The Salvation Army’s State of the Nation 2023 report stated the number of victimisations for violent crime nationwide has increased by 33.4 per cent since 2017.
Meanwhile, retail crime, according to police statistics, has increased by 39 per cent in 2022 compared to 2021. There were 292 retail crime incidents every day in 2022, up from 140 per day in 2018.
Police have previously said some of the increase in reports of retail crime can be attributed to better reporting and recording methods.
Central Auckland has also been hit hard by the spike in ram raids during the past two years. Ram raids have increased nationwide by more than 500 per cent since 2018.

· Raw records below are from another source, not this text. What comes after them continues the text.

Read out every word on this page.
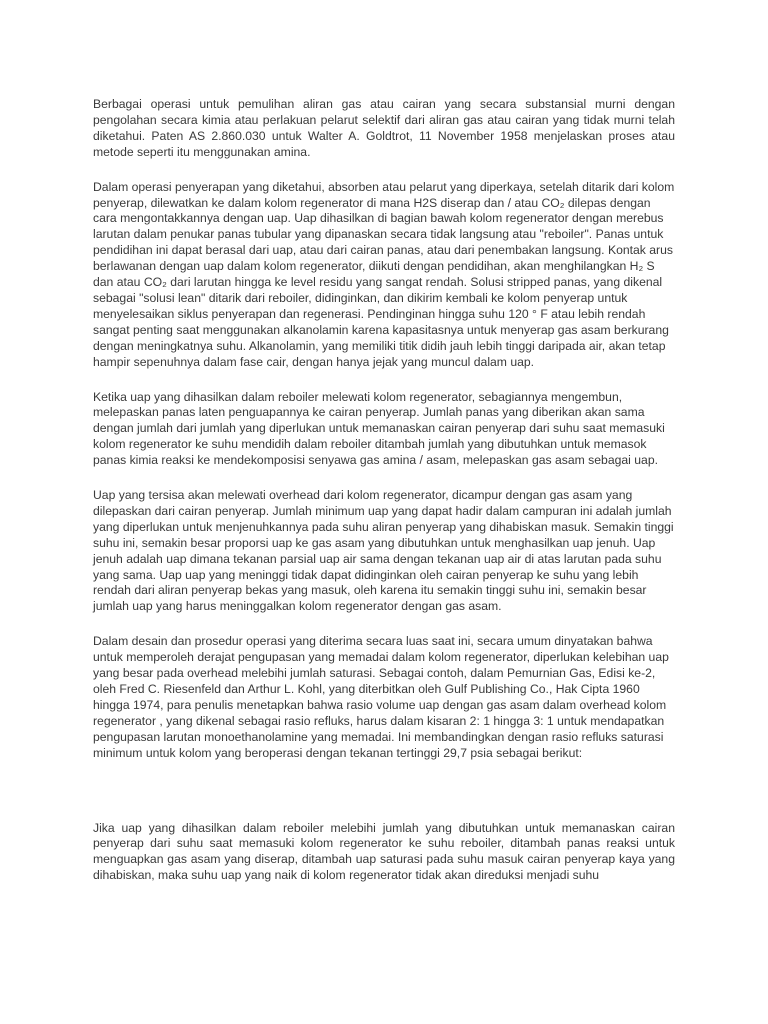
Berbagai operasi untuk pemulihan aliran gas atau cairan yang secara substansial murni dengan pengolahan secara kimia atau perlakuan pelarut selektif dari aliran gas atau cairan yang tidak murni telah diketahui. Paten AS 2.860.030 untuk Walter A. Goldtrot, 11 November 1958 menjelaskan proses atau metode seperti itu menggunakan amina.

Dalam operasi penyerapan yang diketahui, absorben atau pelarut yang diperkaya, setelah ditarik dari kolom penyerap, dilewatkan ke dalam kolom regenerator di mana H2S diserap dan / atau CO₂ dilepas dengan cara mengontakkannya dengan uap. Uap dihasilkan di bagian bawah kolom regenerator dengan merebus larutan dalam penukar panas tubular yang dipanaskan secara tidak langsung atau "reboiler". Panas untuk pendidihan ini dapat berasal dari uap, atau dari cairan panas, atau dari penembakan langsung. Kontak arus berlawanan dengan uap dalam kolom regenerator, diikuti dengan pendidihan, akan menghilangkan H₂ S dan atau CO₂ dari larutan hingga ke level residu yang sangat rendah. Solusi stripped panas, yang dikenal sebagai "solusi lean" ditarik dari reboiler, didinginkan, dan dikirim kembali ke kolom penyerap untuk menyelesaikan siklus penyerapan dan regenerasi. Pendinginan hingga suhu 120 ° F atau lebih rendah sangat penting saat menggunakan alkanolamin karena kapasitasnya untuk menyerap gas asam berkurang dengan meningkatnya suhu. Alkanolamin, yang memiliki titik didih jauh lebih tinggi daripada air, akan tetap hampir sepenuhnya dalam fase cair, dengan hanya jejak yang muncul dalam uap.

Ketika uap yang dihasilkan dalam reboiler melewati kolom regenerator, sebagiannya mengembun, melepaskan panas laten penguapannya ke cairan penyerap. Jumlah panas yang diberikan akan sama dengan jumlah dari jumlah yang diperlukan untuk memanaskan cairan penyerap dari suhu saat memasuki kolom regenerator ke suhu mendidih dalam reboiler ditambah jumlah yang dibutuhkan untuk memasok panas kimia reaksi ke mendekomposisi senyawa gas amina / asam, melepaskan gas asam sebagai uap.

Uap yang tersisa akan melewati overhead dari kolom regenerator, dicampur dengan gas asam yang dilepaskan dari cairan penyerap. Jumlah minimum uap yang dapat hadir dalam campuran ini adalah jumlah yang diperlukan untuk menjenuhkannya pada suhu aliran penyerap yang dihabiskan masuk. Semakin tinggi suhu ini, semakin besar proporsi uap ke gas asam yang dibutuhkan untuk menghasilkan uap jenuh. Uap jenuh adalah uap dimana tekanan parsial uap air sama dengan tekanan uap air di atas larutan pada suhu yang sama. Uap uap yang meninggi tidak dapat didinginkan oleh cairan penyerap ke suhu yang lebih rendah dari aliran penyerap bekas yang masuk, oleh karena itu semakin tinggi suhu ini, semakin besar jumlah uap yang harus meninggalkan kolom regenerator dengan gas asam.

Dalam desain dan prosedur operasi yang diterima secara luas saat ini, secara umum dinyatakan bahwa untuk memperoleh derajat pengupasan yang memadai dalam kolom regenerator, diperlukan kelebihan uap yang besar pada overhead melebihi jumlah saturasi. Sebagai contoh, dalam Pemurnian Gas, Edisi ke-2, oleh Fred C. Riesenfeld dan Arthur L. Kohl, yang diterbitkan oleh Gulf Publishing Co., Hak Cipta 1960 hingga 1974, para penulis menetapkan bahwa rasio volume uap dengan gas asam dalam overhead kolom regenerator , yang dikenal sebagai rasio refluks, harus dalam kisaran 2: 1 hingga 3: 1 untuk mendapatkan pengupasan larutan monoethanolamine yang memadai. Ini membandingkan dengan rasio refluks saturasi minimum untuk kolom yang beroperasi dengan tekanan tertinggi 29,7 psia sebagai berikut:

Jika uap yang dihasilkan dalam reboiler melebihi jumlah yang dibutuhkan untuk memanaskan cairan penyerap dari suhu saat memasuki kolom regenerator ke suhu reboiler, ditambah panas reaksi untuk menguapkan gas asam yang diserap, ditambah uap saturasi pada suhu masuk cairan penyerap kaya yang dihabiskan, maka suhu uap yang naik di kolom regenerator tidak akan direduksi menjadi suhu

Recently released data from police showed 51 ram raids took place nationally in March, up 24 per cent from the 41 in February. This followed a lull after a high of 116 ram raids last August as police and the Government poured more resources into combating the issue.
Beck said Heart of the City had been working with police to create a plan to make people feel safe. She listed crime prevention measures she wanted to see.
“We have asked Government for more police and a stronger presence on the street, a downtown police station, better management of emergency housing, and effective mental health and addiction services for people who need help,” she said.
“It will be concerning if these longstanding requests are not reflected in the Budget tomorrow.”
Auckland City Police shut down its central city police station and moved its headquarters to Ponsonby in 2019.
Bridges said he’d also raised issues of violence and anti-social behaviour with authorities, including Prime Minister Chris Hipkins, Minister for Auckland Michael Wood, and Police Minister Ginny Andersen.
“So they are aware of the issues,” he said.
“I hope we see greater funding in the Budget around security in our city, but it’s more than a funding issue.
“Police need to be present in greater numbers in the CBD and need to show zero tolerance around violence and anti-social behaviour we sadly seem too ready to accept.”
Bridges said crime and safety were often the top issues businesses faced, according to surveys the chamber has done.
“This is a safety issue, but certainly a business issue as well. We need to see evidence our police treat it as such through increased presence and zero tolerance.”